If the defendant fails to appear to their court hearing, the judge will issue a warrant for their arrest and their bond will be revoked. There are certain circumstances in which the bond will be reinstated, providing that the defendant can provide valid proof behind their absence. Military service that takes them out of the state or an illness where the defendant was hospitalized are two excellent examples. If the defendant does not notify the court of a pending absence or simply fails to appear, the warrant will be issued and the bail bonds agency will have 60 days to return them to the jail for processing.

A defendant's bond can be revoked for other reasons as well. Violating a restraining or personal protection order, committing another crime, or not attending court mandated drug and alcohol counseling may result in the judge or bail bonds agency taking the steps to revoke the defendant's bond. The bond may also be revoked if the co-signer or indemnitor chooses to no longer by financially responsible for the defendant.

As soon as the defendant's bail has been set by either the judge or the magistrate, the bail bonds agent can go to the jail where the defendant is being held and post the bond.
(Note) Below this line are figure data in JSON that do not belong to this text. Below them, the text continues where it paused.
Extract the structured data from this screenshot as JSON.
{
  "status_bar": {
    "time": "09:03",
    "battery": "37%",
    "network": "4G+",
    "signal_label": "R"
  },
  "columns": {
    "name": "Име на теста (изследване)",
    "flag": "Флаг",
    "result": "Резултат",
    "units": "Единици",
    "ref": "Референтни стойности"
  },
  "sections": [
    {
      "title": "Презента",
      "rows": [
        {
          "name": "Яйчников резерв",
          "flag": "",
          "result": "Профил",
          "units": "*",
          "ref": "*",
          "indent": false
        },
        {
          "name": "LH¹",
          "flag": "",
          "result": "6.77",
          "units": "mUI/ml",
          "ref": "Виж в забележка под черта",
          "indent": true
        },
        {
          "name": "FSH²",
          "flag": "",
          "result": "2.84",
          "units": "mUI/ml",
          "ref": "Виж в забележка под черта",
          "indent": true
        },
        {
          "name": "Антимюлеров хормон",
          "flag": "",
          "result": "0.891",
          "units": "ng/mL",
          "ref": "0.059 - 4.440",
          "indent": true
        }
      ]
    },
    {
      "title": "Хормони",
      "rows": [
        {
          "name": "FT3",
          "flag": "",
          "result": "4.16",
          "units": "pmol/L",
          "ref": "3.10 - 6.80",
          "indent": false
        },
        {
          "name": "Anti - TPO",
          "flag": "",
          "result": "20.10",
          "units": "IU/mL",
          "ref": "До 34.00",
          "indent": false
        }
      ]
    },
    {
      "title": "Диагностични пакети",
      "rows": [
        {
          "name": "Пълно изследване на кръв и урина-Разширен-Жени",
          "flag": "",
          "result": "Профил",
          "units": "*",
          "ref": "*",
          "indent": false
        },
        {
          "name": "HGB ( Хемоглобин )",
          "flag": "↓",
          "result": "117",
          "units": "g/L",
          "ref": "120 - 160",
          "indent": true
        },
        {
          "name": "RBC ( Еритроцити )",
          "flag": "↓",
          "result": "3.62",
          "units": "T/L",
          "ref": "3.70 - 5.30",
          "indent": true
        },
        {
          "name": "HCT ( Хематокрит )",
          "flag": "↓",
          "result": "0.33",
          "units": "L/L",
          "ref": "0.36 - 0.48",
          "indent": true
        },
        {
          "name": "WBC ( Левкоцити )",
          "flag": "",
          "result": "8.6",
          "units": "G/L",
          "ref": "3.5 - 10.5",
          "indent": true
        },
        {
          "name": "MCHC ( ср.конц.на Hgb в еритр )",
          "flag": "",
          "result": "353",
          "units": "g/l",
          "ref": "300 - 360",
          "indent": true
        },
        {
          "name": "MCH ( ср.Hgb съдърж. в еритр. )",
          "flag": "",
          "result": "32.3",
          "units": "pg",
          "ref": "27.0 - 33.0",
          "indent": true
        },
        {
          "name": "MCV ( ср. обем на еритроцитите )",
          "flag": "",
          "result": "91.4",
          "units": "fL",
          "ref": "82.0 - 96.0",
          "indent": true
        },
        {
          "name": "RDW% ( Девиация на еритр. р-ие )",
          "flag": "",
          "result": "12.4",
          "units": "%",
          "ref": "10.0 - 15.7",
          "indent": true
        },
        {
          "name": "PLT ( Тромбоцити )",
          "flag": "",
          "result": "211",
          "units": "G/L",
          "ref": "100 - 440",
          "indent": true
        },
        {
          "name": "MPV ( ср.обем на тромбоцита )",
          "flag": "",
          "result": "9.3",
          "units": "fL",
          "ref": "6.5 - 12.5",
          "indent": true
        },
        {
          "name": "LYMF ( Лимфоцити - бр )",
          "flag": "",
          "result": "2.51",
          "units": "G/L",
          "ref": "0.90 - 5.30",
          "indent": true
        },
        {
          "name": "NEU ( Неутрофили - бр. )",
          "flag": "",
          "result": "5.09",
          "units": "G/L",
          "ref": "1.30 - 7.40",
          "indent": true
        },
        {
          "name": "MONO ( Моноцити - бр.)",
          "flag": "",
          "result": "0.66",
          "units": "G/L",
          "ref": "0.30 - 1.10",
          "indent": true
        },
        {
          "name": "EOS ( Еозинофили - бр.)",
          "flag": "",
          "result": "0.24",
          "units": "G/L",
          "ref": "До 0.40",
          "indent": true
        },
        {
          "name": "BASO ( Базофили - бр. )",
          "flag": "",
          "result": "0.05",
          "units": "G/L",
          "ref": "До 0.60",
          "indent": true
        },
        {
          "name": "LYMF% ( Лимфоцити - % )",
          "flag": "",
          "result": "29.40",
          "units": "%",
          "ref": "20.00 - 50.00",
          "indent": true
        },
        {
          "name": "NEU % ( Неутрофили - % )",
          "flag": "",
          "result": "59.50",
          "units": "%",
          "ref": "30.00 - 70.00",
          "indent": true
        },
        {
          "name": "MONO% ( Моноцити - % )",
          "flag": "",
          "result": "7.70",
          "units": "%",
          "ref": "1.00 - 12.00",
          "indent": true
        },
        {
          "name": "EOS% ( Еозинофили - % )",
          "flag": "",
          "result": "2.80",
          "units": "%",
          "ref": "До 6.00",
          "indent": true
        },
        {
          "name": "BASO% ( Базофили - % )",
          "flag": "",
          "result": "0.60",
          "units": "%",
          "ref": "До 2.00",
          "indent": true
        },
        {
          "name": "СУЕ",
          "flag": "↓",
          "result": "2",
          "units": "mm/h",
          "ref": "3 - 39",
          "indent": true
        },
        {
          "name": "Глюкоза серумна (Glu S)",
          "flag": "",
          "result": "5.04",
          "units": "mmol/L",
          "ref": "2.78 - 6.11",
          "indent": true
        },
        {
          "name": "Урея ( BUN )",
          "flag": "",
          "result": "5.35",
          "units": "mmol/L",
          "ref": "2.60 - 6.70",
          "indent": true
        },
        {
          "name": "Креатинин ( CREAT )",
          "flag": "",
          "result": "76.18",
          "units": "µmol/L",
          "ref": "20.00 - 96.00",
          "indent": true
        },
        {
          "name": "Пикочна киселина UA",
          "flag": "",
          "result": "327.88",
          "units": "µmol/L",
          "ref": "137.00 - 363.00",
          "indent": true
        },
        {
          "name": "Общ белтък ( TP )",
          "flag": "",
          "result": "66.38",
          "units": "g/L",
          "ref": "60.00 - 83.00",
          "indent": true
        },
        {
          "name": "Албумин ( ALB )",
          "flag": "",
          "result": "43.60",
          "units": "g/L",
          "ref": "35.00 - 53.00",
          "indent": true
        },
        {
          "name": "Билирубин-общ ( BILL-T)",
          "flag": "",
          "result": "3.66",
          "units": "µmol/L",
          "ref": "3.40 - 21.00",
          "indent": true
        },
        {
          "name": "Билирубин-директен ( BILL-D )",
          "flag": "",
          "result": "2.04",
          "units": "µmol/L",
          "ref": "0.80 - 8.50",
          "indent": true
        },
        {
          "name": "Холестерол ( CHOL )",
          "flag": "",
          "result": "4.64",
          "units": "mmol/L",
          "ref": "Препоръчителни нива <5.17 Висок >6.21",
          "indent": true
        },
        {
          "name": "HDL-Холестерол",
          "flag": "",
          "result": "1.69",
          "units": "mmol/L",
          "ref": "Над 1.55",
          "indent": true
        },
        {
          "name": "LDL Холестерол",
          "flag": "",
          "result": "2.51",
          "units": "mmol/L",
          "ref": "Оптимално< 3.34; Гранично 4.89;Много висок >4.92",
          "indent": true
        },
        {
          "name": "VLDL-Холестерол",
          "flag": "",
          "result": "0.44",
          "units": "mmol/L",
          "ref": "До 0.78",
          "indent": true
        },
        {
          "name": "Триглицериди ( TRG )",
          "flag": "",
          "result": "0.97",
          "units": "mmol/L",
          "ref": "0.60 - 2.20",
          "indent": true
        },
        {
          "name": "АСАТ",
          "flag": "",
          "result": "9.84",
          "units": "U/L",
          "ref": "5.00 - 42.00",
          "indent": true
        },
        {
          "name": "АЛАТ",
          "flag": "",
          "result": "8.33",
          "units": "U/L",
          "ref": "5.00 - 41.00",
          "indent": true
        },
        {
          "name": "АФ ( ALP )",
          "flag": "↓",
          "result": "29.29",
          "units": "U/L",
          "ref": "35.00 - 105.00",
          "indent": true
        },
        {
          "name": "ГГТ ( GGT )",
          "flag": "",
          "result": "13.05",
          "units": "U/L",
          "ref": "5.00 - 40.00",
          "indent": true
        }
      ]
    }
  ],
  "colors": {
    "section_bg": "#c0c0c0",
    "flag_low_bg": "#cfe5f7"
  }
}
Posting the required bond amount will start the release process. During the release process, the defendant will be informed of the terms of their bond. They will be given a court date and they will be asked if they have any questions concerning the stipulations attached to their early release. Their rights and responsibilities will be explained to them in detail. Once the defendant has agreed to the stipulations and completed the rest of the release process, they will be allowed to leave with the bail bond agent.